[11:19:47] <matt_keys> the debian repo for 4.2 seems hosed
[16:52:50] <josh-cain> Hey folks! had a question about cursors + delete operations. Am I in the right place to ask that?
[17:00:34] <josh-cain> OK, I'm going to assume that I'm in the right place - feel free to redirect me otherwise! So here's my question: I need to split up a large number of delete operations into batches. Right now, I'm 1) opening a cursor based on my deletion criteria, 2) iterating over that cursor, and using the bulk API to issue delete statements by id in batches. I'm wondering if holding on to that cursor adds extra overhead, since
[17:00:34] <josh-cain> I'm deleting documents from the cursor's logical result set.
[18:12:12] <GothAlice> josh-cain: Most languages prevent you from doing things like that for good reasons. Usually crops up as an exception such as "<object> changed during iteration", where <object> would be "list", "dict", etc, and if actually intentional, often requires a small amount of indirection to provide consistent, reproducible, and guaranteed behavior. Such as iterating a copy of the object you are about to mutate.
[18:12:14] <GothAlice> Noting that https://docs.mongodb.com/manual/reference/method/db.collection.find/#sessions essentially permit operating over a frozen snapshot of the data which might be immune to alteration along the way.
[18:12:56] <GothAlice> Might be. It would require testing. But still, modification of something being iterated is bad mojo.
[18:15:20] <GothAlice> josh-cain: An alternative pattern would be to iterate and collect the modifications that need to be made after iteration, e.g. "queue up your changes". That way those changes can't impact initial record iteration.
[19:22:59] <josh-cain> GothAlice: Thanks for the response! Yeah... definitely doesn't feel 'right'. What actually happens when I delete an item referenced by the cursor?
[19:23:55] <josh-cain> for instance, I know that if I delete an item that has fields in an index, the index must also get updated and there is overhead involved with that. I can't really find any docs/guidance on the internals of what happens to my cursor when something is deleted...

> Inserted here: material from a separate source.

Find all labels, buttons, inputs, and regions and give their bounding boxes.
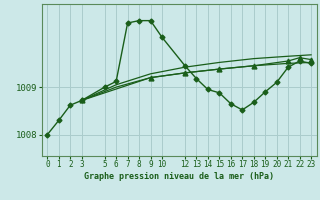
X-axis label: Graphe pression niveau de la mer (hPa): Graphe pression niveau de la mer (hPa) — [84, 172, 274, 181]
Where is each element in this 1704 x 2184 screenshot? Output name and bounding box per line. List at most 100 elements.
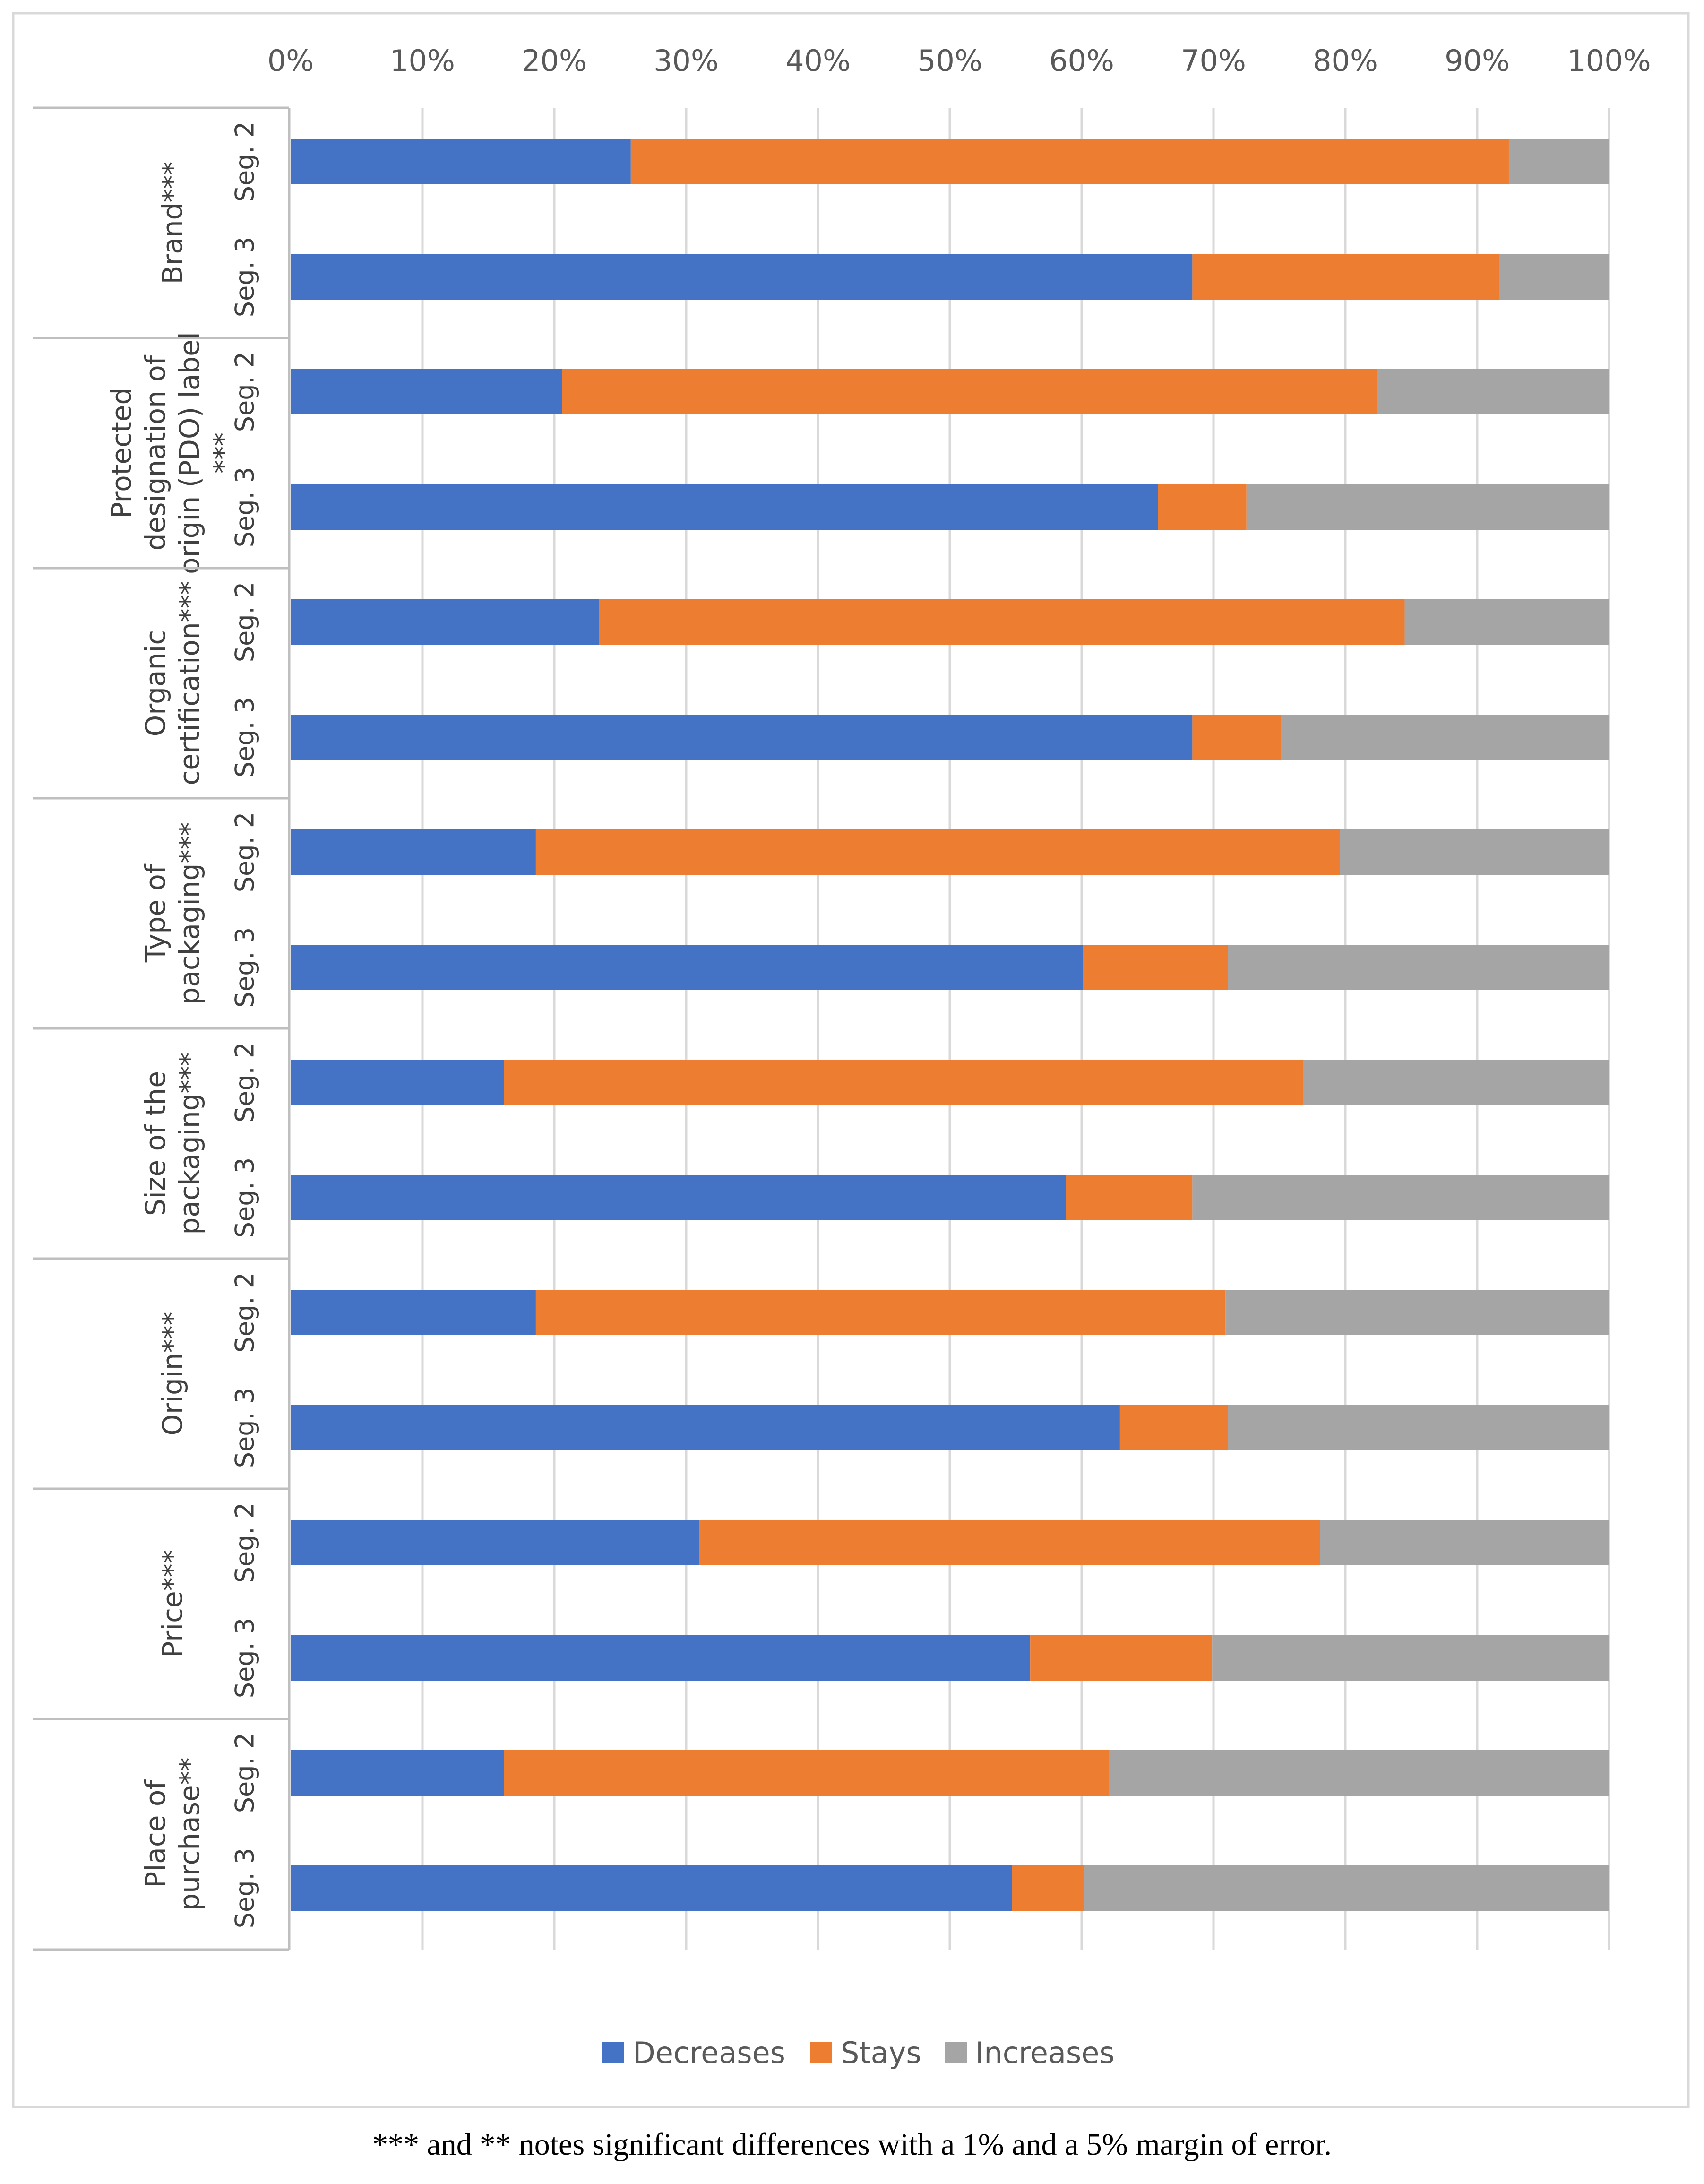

[19:25:05] <GothAlice> That's an excellent, and technically very detailed question. Highly depends on the approach / algorithm they use for "continuations". Does next(cursor) fetch the next entry based on the last entry then yield the new one, updating a tracking variable, or does next(cursor) hand back an already fetched record, then load the next one eagerly? Turns out: both.
[19:26:59] <GothAlice> find results are fetched in batches, which are buffered by the client driver (e.g. pymongo). During in-process iteration, results are yielded from the internal buffered resultset, then eventually a getMore() is called when nearing to or exhausting the buffer. Does the getMore continue by offset? (If so, deleting might change the offsets in a naive approach…) Does it continue by the next indexed value? By ID? I am not actually aware
[19:26:59] <GothAlice> of that, that'd require some code spelunking.